- Data Loading and Preprocessing:
->The MNIST dataset is loaded using tf.keras.datasets.mnist.load_data(), and the data is split into training and testing sets.
->The pixel values of the images in the training set are normalized by dividing them by 255.0.
->The training labels are one-hot encoded using tf.keras.utils.to_categorical()
- Model Architecture:
->A sequential model is created using Sequential() from Keras.
->The model starts with an input layer of shape (28, 28, 1) for the grayscale images.
->The model then adds a series of convolutional layers (Conv2D) with different filter sizes and activation functions (ReLU).
->Between the convolutional layers, a max pooling layer (MaxPool2D) is added to downsample the feature maps.
->A dropout layer (Dropout) is included to prevent overfitting.
->After the convolutional layers, the feature maps are flattened (Flatten) to be fed into the dense layers.
->Two dense layers (Dense) with ReLU activation are added, followed by a final dense layer with a softmax activation function for multiclass classification.
->The model summary is printed using model.summary().
- Model Compilation and Training:
->The model is compiled using stochastic gradient descent (SGD) optimizer, categorical cross-entropy loss function, and accuracy as the metric.

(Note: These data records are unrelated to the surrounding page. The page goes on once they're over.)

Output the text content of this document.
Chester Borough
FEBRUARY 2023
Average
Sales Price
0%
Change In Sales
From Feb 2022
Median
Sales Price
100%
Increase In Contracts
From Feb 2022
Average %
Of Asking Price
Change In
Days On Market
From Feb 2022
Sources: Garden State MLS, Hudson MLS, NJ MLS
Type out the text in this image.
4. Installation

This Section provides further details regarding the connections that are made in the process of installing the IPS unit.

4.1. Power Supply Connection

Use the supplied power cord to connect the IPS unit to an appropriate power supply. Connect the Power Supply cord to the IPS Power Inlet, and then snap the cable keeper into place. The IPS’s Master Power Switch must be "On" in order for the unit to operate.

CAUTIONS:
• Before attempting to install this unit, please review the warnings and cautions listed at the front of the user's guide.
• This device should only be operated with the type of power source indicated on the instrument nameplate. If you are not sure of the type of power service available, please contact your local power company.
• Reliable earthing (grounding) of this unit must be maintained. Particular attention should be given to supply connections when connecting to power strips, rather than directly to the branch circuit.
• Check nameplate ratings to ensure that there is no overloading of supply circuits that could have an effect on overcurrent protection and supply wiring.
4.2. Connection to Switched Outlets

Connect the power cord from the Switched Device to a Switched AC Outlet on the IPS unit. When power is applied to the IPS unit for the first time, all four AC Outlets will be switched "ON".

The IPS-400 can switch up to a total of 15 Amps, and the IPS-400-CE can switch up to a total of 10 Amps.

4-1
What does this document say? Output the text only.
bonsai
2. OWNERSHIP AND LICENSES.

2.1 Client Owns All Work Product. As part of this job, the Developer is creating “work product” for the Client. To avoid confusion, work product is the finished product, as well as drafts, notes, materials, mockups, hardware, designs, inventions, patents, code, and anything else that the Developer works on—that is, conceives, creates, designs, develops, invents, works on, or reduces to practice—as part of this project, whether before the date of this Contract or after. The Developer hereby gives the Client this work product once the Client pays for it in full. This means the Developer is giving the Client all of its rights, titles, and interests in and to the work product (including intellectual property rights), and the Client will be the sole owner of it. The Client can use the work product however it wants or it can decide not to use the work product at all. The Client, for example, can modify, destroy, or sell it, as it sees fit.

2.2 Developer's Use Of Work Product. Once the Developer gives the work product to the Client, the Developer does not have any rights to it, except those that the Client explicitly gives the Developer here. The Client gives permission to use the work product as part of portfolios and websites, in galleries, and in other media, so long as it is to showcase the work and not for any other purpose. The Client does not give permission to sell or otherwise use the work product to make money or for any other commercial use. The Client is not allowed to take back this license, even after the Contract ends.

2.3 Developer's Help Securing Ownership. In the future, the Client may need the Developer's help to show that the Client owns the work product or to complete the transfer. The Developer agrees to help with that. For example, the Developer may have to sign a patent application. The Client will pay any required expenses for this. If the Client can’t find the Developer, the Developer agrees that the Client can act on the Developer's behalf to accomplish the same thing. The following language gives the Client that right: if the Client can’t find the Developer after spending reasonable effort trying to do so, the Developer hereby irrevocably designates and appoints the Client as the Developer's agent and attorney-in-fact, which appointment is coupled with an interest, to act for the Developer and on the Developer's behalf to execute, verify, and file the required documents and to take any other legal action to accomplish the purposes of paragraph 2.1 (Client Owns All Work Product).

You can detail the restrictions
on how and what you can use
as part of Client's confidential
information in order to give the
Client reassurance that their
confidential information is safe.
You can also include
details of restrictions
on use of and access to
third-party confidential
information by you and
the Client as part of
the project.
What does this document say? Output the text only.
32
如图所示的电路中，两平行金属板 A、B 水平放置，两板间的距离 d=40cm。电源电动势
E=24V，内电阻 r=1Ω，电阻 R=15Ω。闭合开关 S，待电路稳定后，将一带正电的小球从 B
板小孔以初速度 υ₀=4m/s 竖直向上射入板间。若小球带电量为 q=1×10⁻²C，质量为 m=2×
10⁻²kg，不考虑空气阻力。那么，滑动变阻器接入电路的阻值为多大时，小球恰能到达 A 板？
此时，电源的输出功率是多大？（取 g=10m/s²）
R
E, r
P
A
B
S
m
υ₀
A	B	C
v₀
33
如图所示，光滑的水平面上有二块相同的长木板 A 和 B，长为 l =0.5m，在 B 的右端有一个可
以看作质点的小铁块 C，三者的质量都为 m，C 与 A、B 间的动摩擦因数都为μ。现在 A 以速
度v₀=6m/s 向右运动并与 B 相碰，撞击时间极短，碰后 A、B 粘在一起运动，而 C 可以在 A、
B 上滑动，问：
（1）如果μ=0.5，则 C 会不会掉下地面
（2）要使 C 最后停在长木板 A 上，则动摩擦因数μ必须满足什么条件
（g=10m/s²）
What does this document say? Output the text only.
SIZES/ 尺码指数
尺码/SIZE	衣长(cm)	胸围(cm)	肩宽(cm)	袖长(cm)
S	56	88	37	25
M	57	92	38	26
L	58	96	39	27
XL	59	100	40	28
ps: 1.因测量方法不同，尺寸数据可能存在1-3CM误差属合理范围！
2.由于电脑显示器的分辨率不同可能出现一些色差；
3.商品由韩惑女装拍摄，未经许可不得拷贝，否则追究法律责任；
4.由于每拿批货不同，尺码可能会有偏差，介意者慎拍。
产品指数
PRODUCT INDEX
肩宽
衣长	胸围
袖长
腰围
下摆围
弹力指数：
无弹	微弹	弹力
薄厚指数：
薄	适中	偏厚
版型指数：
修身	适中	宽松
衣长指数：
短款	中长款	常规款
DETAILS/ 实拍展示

->The model is trained on the training data using model.fit(). The training data is batched (batch_size=64), and a validation split of 0.1 is used for validation during training. The training is performed for 12 epochs.
- Model Evaluation:
->The model is used to make predictions on the test data using model.predict().
->The predicted labels are obtained by taking the argmax along the predicted probabilities axis.
->The accuracy of the model is calculated using accuracy_score() from sklearn.metrics, comparing the predicted labels with the true labels.
->The confusion matrix is computed using confusion_matrix() from sklearn.metrics, comparing the predicted labels with the true labels.